I don't usually prepare for a post, but last night I reviewed an essay by Norris Clarke called To Be Is to Be Substance-in-Relation, because this guy not only speaks for me, but is decidedly my kind of guy. Again, his approach solves so many theological conundrums with just a little tweak of the neuro-pneumatology. 

It also makes me wonder if the same idea is expressed differently in Bomford's The The Symmetry of God. Let us check, and even see if we might synthesize the two into a mega-complementarity. 

No index, so I'll have to flip. Ah, here we go: there's something on p. 128. Let's hope it fulfills expectations.

He notes that a raw description of the Trinity is "profoundly paradoxical," because how can one be three and vice versa? Anyone with a bare acquaintance with the everyday asymmetrical reasoning of Aristotle will rightly say, Nah brah, that is repugnant to logic.

Yes, but strange things are afoot in the Godhead, which calls for a strange logic:

Ontology failed to make rational what the doctrine of the Trinity asserted, that there could be absolutely and completely one, and yet be distinctly, also, three.  
Symmetric logic, however, has no difficulty with this problem whatever: indeed it is apt to impose such "amalgamations," even when the factual evidence denies it (emphasis mine).
What he means is that since humans by nature have access to a complementary form of logic, there will be a sense in which we cannot help seeing God in a trinitarian way (not necessarily literally, more on which later).

I was thinking last night that there are some additional conceptual tools that can help us penetrate the Trinity; we've mentioned complementarity and the bi-logic of symmetry + asymmetry, to which I would add intersubjectivity and fractal geometry. 

Regarding the former, note that in the immanent Trinity, 

Each person wholly indwells each other, and each is indwelt by each other.
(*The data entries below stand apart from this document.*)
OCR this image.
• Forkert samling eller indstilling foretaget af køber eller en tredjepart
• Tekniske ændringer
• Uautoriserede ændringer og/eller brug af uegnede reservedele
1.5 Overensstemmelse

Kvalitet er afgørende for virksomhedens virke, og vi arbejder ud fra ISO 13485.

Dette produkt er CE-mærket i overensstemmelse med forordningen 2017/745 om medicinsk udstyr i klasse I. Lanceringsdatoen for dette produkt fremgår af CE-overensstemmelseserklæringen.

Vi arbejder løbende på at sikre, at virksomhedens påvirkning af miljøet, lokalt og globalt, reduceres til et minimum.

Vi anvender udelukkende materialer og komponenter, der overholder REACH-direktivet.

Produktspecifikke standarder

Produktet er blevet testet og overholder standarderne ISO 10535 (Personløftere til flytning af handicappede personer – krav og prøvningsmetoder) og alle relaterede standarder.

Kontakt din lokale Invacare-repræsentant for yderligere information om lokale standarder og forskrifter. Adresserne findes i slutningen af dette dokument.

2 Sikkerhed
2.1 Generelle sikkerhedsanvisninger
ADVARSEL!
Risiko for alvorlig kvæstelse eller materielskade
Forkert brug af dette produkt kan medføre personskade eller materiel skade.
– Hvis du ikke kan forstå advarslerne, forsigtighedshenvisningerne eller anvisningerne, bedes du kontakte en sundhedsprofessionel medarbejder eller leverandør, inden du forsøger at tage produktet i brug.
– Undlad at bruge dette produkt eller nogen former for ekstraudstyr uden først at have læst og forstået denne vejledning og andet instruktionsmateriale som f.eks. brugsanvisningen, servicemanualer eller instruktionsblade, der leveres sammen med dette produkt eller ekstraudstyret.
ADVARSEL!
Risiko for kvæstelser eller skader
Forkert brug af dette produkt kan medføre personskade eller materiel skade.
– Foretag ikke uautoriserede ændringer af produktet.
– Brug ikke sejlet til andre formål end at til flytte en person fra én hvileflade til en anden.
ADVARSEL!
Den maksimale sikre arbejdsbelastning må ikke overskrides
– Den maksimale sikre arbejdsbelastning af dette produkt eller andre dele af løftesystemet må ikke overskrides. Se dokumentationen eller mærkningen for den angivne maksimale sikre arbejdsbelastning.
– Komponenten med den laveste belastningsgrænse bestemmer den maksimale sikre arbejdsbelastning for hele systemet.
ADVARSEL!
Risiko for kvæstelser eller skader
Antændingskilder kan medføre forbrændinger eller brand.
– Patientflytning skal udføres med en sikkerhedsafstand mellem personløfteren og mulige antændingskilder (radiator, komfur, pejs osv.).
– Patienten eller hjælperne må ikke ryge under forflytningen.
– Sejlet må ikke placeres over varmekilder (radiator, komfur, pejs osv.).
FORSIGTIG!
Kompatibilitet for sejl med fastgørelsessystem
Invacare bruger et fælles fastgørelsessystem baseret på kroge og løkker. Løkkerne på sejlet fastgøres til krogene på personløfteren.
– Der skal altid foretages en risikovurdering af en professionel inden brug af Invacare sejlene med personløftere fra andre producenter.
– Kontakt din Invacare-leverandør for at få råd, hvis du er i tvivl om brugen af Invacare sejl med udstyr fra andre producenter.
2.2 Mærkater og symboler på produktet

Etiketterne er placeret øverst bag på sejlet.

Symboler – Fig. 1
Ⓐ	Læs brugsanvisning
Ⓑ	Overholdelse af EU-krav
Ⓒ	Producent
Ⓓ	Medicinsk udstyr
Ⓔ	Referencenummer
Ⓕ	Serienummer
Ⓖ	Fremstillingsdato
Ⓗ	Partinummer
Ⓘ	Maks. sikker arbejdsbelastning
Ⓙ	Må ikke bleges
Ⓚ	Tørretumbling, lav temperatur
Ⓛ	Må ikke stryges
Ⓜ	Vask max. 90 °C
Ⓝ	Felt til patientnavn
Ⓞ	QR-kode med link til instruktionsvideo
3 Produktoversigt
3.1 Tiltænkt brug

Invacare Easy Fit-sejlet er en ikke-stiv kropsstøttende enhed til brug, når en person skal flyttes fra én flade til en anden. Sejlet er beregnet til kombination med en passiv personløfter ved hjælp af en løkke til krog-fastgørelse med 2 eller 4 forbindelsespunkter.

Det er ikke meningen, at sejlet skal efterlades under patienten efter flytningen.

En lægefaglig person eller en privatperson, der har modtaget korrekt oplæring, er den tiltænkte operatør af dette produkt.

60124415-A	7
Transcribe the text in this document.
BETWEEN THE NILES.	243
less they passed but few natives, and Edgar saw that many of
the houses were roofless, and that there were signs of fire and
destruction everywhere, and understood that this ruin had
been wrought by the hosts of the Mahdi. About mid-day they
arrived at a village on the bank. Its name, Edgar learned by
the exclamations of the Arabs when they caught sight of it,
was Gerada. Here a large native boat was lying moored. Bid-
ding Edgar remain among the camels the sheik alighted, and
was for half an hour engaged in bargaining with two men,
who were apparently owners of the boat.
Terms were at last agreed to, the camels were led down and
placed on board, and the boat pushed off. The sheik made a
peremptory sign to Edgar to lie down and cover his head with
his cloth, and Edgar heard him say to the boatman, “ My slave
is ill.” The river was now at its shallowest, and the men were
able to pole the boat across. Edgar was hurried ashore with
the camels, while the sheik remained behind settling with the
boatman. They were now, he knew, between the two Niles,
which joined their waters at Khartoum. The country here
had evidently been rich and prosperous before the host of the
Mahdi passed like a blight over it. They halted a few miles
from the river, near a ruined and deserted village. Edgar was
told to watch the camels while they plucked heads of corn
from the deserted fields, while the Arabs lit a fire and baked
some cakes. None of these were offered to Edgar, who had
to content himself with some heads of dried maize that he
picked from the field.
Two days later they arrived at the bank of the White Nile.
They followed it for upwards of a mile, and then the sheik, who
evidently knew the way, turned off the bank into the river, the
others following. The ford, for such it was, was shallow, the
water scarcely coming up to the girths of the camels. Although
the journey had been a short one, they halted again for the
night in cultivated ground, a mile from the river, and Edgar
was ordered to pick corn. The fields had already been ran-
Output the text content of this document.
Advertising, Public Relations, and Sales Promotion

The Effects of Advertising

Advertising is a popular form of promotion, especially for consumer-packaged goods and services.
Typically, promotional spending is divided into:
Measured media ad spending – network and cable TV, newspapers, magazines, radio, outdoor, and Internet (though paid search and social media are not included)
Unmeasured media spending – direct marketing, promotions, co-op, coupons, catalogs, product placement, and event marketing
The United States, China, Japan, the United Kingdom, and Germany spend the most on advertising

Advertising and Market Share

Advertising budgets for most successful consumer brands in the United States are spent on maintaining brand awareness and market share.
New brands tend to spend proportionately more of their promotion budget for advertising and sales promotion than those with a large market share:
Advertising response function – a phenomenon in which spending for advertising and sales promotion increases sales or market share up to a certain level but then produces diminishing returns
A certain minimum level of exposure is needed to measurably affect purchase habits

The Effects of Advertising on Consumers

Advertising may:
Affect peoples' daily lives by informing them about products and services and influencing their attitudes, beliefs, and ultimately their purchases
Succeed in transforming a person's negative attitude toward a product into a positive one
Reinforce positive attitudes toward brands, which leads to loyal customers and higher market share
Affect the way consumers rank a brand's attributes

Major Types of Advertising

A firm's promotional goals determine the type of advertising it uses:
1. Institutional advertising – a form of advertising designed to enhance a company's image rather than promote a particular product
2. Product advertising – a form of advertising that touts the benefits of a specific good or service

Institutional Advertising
Thus between each pair within the Trinity the symmetric law of reflection is dominant, save only for "begetting" and "proceeding" [and begotten].

To say that each indwells the other is to say irreducible intersubjectivity. And to ask how God could be intersubjective is the wrong question, brah. 

Rather, how could he not be? For 1) human beings are irreducibly intersubjective or they are not human beings, 2) intersubjectivity is a perfection, not a privation, 3) man is the I. and L. of the Creator, so 4) this perfection must be eminently present in him.

As for the patterned transrationality of fractals, a thousand pictures are worth more than a single post, that last one even suggesting Incarnation or something (e.g., God's energies):





6 comments:

Cousin Dupree said...

Can I buy some nicotine from you?

julie said...

:D

intersubjectivity is a perfection, not a privation, 3) man is the I. and L. of the Creator, so 4) this perfection must be eminently present in him.

I suspect that one of the consequences of the fall is that the extent of intersubjectivity experienced by we herebelow has been greatly diminished. Those moments where we catch a glimpse behind the veil give a hint of just how much was lost.

Gagdad Bob said...

A somewhat cryptic aphorism:

"Any shared experience ends in a simulacrum of religion."

julie said...

Makes sense; if you know, you know...

Gagdad Bob said...

Another good one:

"If God were not a person, He would have died some time ago."

julie said...

Flipping through the utubes just now, there's a new-ish interview with Fr. Ripperger where he's discussing specific demons. He just happens to throw out there that Satan/ Lucifer/ Bzbub are all the same entity, who was split into a tripartite personality as punishment for wanting to be the Holy Trinity.